Esas No: 2010/8553
Karar No: 2010/11178
Yargıtay 1. Hukuk Dairesi 2010/8553 Esas 2010/11178 Karar Sayılı İlamı
"İçtihat Metni"
MAHKEMESİ : ÇAYCUMA 2. ASLİYE HUKUK MAHKEMESİ
TARİHİ : 05/10/2006
NUMARASI : 2005/70-2006/404
Taraflar arasında görülen davada;
Davacılar, miras bırakanları M. A."nin çekişme konusu taşınmazlarını davalı A.A."ye mirasçıdan mal kaçırma amaçlı ve muvazaalı olarak temlik ettiğini ileri sürerek, tapu kayıtlarının iptalini istemişlerdir. Müdahil davacı da, satış işleminin iptalini talep etmiştir.
Davalı, davanın reddini savunmuştur.
Mahkemece, işlemin muvazaalı olduğu gerekçesiyle pay oranında tapuların iptali ile davacıların adına tesciline, müdahil davacının davasının ise hukuki yararının bulunmadığı gerekçesiyle reddine karar verilmiştir.
Karar, davacı F. K., davalı ve müdahil davacı tarafından süresinde temyiz edilmiş olmakla; Tetkik Hakimi .raporu okundu, düşüncesi alındı. Dosya incelendi, gereği görüşülüp, düşünüldü.
Dava, muris muvazaası hukuksal nedenine dayalı tapu iptal isteğine ilişkindir.
Mahkemece, davanın kabulü ile iptal ve tescile karar verilmiştir.
Hemen belirtmek gerekirki; tapu kaydına (zilyetliğe) dayanılarak açılan bir iptal davasında, ayrıca tescil isteğinde bulunulmamış olması iptal davasının reddi için başlı başına bir sebep teşkil etmez. Bu durumda mahkemece yapılacak iş, iptal isteminin tescili kapsamadığı gözetilerek davacıya, ayrıca tescil davası açması için imkan tanımak ve dava açılması halinde her iki dava birleştirilerek karara bağlanmaktan ibarettir. Değişik anlatımla sadece iptal davasının kabulüne ve tapunun iptaline karar verilmesi, tapulu bir taşınmazın sicil dışı (kayıtsız) kalması sonucunu doğurur ki, böyle bir uygulama, devletin bütün taşınmazların hukuki ve geometrik durumlarını belirleyerek sicile bağlama yolunda benimsediği-dolu pafta sistemi –genel ilke ile bağdaşmaz. Ne varki, davacı iptal değil, sadece tescil isteğinde bulunmuş ise Yargıtayın yerleşmiş ve kurallaşmış uygulamalarına göre, tescil isteği tapu sicilinde mevcut eski kaydın iptali isteğini de kapsadığı gözetilerek davacının ayrıca tapu kaydının iptalini de dava etmesine gerek yoktur. (YHGK 11.11.1983 Tarih, 981/8-80 Esas, 983/1162 Sayılı Kararı.)

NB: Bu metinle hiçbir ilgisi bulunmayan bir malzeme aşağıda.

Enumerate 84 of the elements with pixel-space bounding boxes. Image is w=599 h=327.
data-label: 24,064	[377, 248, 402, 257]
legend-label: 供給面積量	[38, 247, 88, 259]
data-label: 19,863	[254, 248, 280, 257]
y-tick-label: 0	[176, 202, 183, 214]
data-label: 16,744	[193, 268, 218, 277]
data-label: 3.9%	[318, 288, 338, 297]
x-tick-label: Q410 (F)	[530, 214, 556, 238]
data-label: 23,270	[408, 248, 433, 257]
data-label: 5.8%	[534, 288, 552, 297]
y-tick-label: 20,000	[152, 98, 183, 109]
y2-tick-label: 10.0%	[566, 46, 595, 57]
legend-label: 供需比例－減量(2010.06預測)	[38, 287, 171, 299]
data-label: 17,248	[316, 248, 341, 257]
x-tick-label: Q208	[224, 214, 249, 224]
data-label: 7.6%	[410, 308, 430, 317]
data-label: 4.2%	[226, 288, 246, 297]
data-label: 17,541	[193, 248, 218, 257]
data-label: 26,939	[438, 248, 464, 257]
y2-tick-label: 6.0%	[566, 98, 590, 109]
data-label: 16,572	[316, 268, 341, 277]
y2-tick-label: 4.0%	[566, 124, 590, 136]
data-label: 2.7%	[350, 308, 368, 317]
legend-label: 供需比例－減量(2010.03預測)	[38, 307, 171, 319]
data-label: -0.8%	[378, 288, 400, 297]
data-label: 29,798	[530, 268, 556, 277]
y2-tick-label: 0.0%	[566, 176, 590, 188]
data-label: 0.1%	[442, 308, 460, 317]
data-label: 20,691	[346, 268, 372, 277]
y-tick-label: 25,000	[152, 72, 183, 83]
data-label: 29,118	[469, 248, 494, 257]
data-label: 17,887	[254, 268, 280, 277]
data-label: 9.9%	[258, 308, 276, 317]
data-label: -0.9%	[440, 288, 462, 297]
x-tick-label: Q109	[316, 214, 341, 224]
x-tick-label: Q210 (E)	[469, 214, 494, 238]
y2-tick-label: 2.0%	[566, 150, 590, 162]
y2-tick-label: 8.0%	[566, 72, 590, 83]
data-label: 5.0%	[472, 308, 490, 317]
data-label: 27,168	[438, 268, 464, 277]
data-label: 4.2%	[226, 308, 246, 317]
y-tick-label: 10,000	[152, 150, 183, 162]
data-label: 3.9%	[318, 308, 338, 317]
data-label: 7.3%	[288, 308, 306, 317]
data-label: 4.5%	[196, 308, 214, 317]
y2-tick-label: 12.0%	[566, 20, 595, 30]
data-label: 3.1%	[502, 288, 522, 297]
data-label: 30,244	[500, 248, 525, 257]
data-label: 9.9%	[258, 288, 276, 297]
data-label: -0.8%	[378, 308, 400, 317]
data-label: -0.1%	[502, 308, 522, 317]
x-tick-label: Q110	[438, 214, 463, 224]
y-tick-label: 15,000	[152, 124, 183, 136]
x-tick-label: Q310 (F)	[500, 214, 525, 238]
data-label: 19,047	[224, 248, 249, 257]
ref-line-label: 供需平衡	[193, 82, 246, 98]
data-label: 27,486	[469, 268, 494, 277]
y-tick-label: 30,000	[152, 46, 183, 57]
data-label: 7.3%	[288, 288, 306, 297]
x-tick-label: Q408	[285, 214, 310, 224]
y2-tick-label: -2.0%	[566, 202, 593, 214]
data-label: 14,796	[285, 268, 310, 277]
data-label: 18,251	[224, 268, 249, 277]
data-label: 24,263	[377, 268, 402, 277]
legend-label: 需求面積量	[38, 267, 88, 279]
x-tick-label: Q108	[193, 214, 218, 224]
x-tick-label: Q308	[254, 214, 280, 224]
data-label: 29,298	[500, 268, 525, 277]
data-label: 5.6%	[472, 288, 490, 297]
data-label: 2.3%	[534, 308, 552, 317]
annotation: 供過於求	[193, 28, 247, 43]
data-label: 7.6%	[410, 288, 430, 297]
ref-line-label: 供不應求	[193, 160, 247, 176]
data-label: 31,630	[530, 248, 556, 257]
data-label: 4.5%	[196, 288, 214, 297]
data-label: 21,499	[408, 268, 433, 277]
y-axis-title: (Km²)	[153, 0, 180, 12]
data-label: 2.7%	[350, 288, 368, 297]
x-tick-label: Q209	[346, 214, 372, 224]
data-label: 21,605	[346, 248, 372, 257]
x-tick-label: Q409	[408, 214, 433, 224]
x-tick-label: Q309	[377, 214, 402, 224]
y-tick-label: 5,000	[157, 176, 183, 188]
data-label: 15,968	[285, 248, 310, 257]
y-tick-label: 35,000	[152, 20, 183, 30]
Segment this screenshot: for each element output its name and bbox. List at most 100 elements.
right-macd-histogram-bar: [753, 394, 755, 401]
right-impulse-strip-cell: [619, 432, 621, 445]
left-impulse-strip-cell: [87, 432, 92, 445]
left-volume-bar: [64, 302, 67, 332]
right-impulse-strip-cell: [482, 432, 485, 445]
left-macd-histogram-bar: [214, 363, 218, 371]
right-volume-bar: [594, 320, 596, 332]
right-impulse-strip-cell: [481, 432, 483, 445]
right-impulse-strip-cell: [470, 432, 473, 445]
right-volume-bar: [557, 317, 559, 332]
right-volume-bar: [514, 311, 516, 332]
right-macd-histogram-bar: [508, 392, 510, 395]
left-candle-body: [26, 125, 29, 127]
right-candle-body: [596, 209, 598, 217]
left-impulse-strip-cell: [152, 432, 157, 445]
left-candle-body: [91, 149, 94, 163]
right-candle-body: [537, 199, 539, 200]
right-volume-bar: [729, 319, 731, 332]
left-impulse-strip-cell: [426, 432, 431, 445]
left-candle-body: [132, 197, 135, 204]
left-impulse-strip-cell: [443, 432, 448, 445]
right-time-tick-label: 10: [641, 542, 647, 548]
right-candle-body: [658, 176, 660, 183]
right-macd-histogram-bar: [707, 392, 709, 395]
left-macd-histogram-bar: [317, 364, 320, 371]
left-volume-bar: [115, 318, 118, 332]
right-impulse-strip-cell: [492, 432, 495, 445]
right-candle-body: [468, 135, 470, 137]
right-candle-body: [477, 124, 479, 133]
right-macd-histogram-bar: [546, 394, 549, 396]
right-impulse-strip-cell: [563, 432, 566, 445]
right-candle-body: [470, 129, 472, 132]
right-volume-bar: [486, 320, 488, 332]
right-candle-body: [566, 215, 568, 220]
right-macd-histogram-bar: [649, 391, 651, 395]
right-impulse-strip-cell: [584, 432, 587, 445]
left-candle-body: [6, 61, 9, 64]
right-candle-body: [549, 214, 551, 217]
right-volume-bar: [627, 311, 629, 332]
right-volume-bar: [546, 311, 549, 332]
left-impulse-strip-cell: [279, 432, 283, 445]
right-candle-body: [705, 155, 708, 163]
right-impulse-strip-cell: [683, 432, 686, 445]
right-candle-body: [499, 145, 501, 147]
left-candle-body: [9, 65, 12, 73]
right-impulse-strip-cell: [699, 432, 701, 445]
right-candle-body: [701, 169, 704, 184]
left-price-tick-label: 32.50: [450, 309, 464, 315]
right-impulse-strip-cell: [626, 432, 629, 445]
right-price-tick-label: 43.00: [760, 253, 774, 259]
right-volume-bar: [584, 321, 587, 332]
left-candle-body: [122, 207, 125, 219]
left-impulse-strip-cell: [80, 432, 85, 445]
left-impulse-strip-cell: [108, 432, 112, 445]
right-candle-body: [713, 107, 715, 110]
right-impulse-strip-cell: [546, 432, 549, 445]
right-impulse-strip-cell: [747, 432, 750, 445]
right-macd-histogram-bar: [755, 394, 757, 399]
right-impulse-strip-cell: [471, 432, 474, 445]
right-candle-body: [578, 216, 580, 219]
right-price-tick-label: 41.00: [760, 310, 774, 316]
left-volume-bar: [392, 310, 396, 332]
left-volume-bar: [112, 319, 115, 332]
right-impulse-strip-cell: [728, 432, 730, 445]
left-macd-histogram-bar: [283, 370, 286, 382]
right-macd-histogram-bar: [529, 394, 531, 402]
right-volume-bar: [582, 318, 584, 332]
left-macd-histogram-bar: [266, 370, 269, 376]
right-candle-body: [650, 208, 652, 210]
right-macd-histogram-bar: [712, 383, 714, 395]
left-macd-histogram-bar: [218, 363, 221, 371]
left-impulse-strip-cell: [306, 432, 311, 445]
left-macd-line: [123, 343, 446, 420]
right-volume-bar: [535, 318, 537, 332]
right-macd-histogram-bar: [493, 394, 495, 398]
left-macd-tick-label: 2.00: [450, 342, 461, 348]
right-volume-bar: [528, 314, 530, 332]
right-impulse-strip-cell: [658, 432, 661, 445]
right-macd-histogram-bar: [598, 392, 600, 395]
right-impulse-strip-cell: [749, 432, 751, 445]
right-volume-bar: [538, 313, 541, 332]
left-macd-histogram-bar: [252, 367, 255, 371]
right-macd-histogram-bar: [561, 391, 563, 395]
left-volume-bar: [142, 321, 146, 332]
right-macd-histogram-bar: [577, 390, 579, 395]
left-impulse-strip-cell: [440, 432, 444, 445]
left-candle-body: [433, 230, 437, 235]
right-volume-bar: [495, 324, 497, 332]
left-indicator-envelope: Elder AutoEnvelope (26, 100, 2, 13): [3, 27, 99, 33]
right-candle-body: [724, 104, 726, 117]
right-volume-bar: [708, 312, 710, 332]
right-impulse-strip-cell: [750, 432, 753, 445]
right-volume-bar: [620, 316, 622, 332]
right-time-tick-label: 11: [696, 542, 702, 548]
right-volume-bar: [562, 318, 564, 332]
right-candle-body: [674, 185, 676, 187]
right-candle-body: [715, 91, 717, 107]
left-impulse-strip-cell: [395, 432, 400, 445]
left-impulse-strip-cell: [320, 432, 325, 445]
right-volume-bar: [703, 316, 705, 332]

Somut olayda, davacılar tapunun iptalini istedikleri halde tescil isteğinde bulunmamışlardır.
Hal böyle olunca, davacı tarafa tescil davası açmaları konusunda olarak tanınması ve açıldığı takdirde eldeki davayla birleştirilmek suretiyle işin esası hakkında bir hüküm kurulması gerekirken, bu hususun gözardı edilmesi doğru değildir.
Tarafların, bu yöne değinen temyiz itirazları yerindedir. Kabulü ile hükmün açıklanan nedene hasren HUMK."nun 428.maddesi gereğince BOZULMASINA, alınan peşin harcın temyiz edene geri verilmesine, 28.10.2010 tarihinde oybirliğiyle karar verildi.